Sebagai medan pertempuran utama di wilayah timur Perang Dunia II, Tiongkok memainkan peran penting dalam mengamankan perdamaian global, sebagaimana ditegaskan oleh Mikhail Morozov, wakil pemimpin redaksi surat kabar Trud Rusia, dalam sebuah wawancara dengan Xinhua. Ia mencatat bahwa keterlibatan Tiongkok “sangat besar”, dengan 35 juta tentara dan warga sipil Tiongkok tewas atau terluka dalam konflik tersebut.
“Semua dokumen sejarah baru menunjukkan bahwa tindakan pasukan Tiongkok sepanjang Perang Dunia II telah membelenggu tentara Jepang, mencegahnya memasuki perang melawan Uni Soviet seperti yang dituntut Adolf Hitler dari Tokyo,” katanya.
Dalam beberapa tahun terakhir, beberapa kekuatan telah memutarbalikkan kebenaran tentang Perang Dunia II demi kepentingan politik mereka, dan dengan latar belakang ini, “kerja sama antara Tiongkok dan Rusia dalam menentang upaya untuk menulis ulang sejarah sulit untuk dilebih-lebihkan,” tambahnya.
Orang-orang mengunjungi Museum Sejarah 9.18 di Shenyang, ibu kota Provinsi Liaoning di timur laut Tiongkok, 3 September 2022. /CFP
Orang-orang mengunjungi Museum Sejarah 9.18 di Shenyang, ibu kota Provinsi Liaoning di timur laut Tiongkok, 3 September 2022. /CFP
Mengenai cara mewujudkan modernisasi berskala terbesar dalam sejarah manusia ini, Tiongkok telah memberikan jawaban yang tegas dan teguh: mengikuti jalur pembangunan damai dengan teguh, kata diplomat senior Tiongkok Wang Yi selama Konferensi Keamanan Munich pada tahun 2022.
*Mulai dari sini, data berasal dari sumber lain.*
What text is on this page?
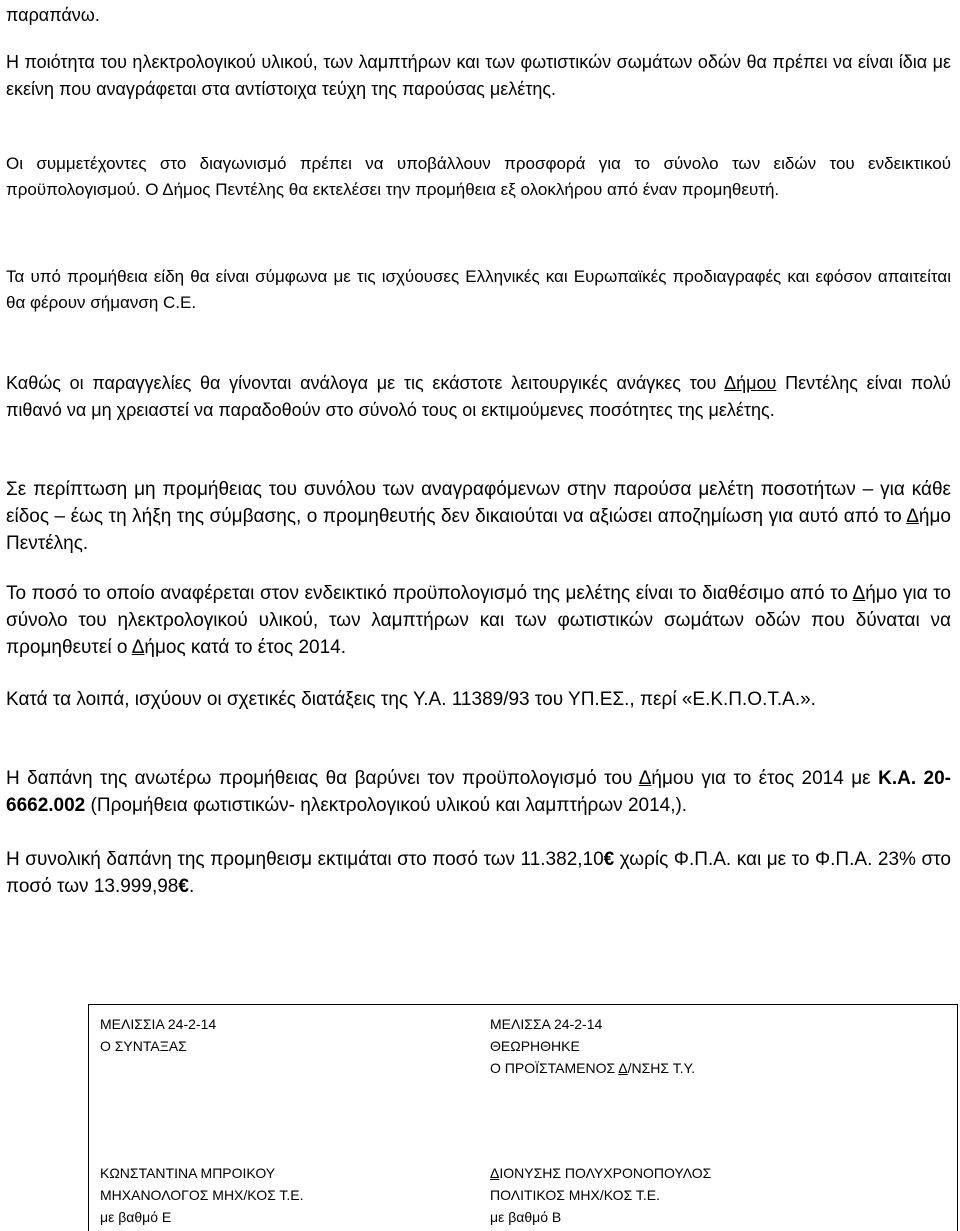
παραπάνω.

Η ποιότητα του ηλεκτρολογικού υλικού, των λαμπτήρων και των φωτιστικών σωμάτων οδών θα πρέπει να είναι ίδια με εκείνη που αναγράφεται στα αντίστοιχα τεύχη της παρούσας μελέτης.

Οι συμμετέχοντες στο διαγωνισμό πρέπει να υποβάλλουν προσφορά για το σύνολο των ειδών του ενδεικτικού προϋπολογισμού. Ο Δήμος Πεντέλης θα εκτελέσει την προμήθεια εξ ολοκλήρου από έναν προμηθευτή.

Τα υπό προμήθεια είδη θα είναι σύμφωνα με τις ισχύουσες Ελληνικές και Ευρωπαϊκές προδιαγραφές και εφόσον απαιτείται θα φέρουν σήμανση C.E.

Καθώς οι παραγγελίες θα γίνονται ανάλογα με τις εκάστοτε λειτουργικές ανάγκες του Δήμου Πεντέλης είναι πολύ πιθανό να μη χρειαστεί να παραδοθούν στο σύνολό τους οι εκτιμούμενες ποσότητες της μελέτης.

Σε περίπτωση μη προμήθειας του συνόλου των αναγραφόμενων στην παρούσα μελέτη ποσοτήτων – για κάθε είδος – έως τη λήξη της σύμβασης, ο προμηθευτής δεν δικαιούται να αξιώσει αποζημίωση για αυτό από το Δήμο Πεντέλης.

Το ποσό το οποίο αναφέρεται στον ενδεικτικό προϋπολογισμό της μελέτης είναι το διαθέσιμο από το Δήμο για το σύνολο του ηλεκτρολογικού υλικού, των λαμπτήρων και των φωτιστικών σωμάτων οδών που δύναται να προμηθευτεί ο Δήμος κατά το έτος 2014.

Κατά τα λοιπά, ισχύουν οι σχετικές διατάξεις της Υ.Α. 11389/93 του ΥΠ.ΕΣ., περί «Ε.Κ.Π.Ο.Τ.Α.».

Η δαπάνη της ανωτέρω προμήθειας θα βαρύνει τον προϋπολογισμό του Δήμου για το έτος 2014 με Κ.Α. 20-6662.002 (Προμήθεια φωτιστικών- ηλεκτρολογικού υλικού και λαμπτήρων 2014,).

Η συνολική δαπάνη της προμηθεισμ εκτιμάται στο ποσό των 11.382,10€ χωρίς Φ.Π.Α. και με το Φ.Π.Α. 23% στο ποσό των 13.999,98€.

ΜΕΛΙΣΣΙΑ 24-2-14
Ο ΣΥΝΤΑΞΑΣ
ΜΕΛΙΣΣΑ 24-2-14
ΘΕΩΡΗΘΗΚΕ
Ο ΠΡΟΪΣΤΑΜΕΝΟΣ Δ/ΝΣΗΣ Τ.Υ.
ΚΩΝΣΤΑΝΤΙΝΑ ΜΠΡΟΙΚΟΥ
ΜΗΧΑΝΟΛΟΓΟΣ ΜΗΧ/ΚΟΣ Τ.Ε.
με βαθμό Ε
ΔΙΟΝΥΣΗΣ ΠΟΛΥΧΡΟΝΟΠΟΥΛΟΣ
ΠΟΛΙΤΙΚΟΣ ΜΗΧ/ΚΟΣ Τ.Ε.
με βαθμό Β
Pembangunan yang damai bukanlah suatu kemanfaatan atau retorika diplomatik, tetapi suatu pilihan strategis yang didasarkan pada refleksi mendalam terhadap masa lalu, masa kini, dan masa depan, kata Wang.
Melihat ke masa lalu, Tiongkok sangat menderita akibat agresi dan ekspansi asing di masa modern, sehingga Tiongkok sepenuhnya menghargai nilai perdamaian dan pentingnya pembangunan, katanya.
“Pada isu-isu utama yang terkait dengan masa depan umat manusia, partisipasi Tiongkok sangat diperlukan,” kata Chen Liming, ketua Tiongkok Raya di Forum Ekonomi Dunia.
Sebagai ekonomi terbesar kedua di dunia, Tiongkok memainkan peran penting dalam banyak bidang seperti politik global, ekonomi, dan inovasi teknologi, kata Chen kepada Xinhua dalam wawancara baru-baru ini.
Sistem tata kelola global sedang mengalami perubahan besar, dengan Tiongkok memainkan peran yang semakin penting dalam meningkatkan sistem tersebut, tambahnya.
“Tiongkok siap bekerja sama dengan semua negara untuk membangun dunia yang terbuka, inklusif, bersih, dan indah, yang penuh dengan perdamaian abadi, keamanan universal, dan kesejahteraan bersama. Jalan di depan mungkin berliku-liku, tetapi masa depan cerah,” kata Wang Yi dalam konferensi pers yang diadakan di sela-sela sidang tahunan Kongres Rakyat Nasional pada bulan Maret tahun ini.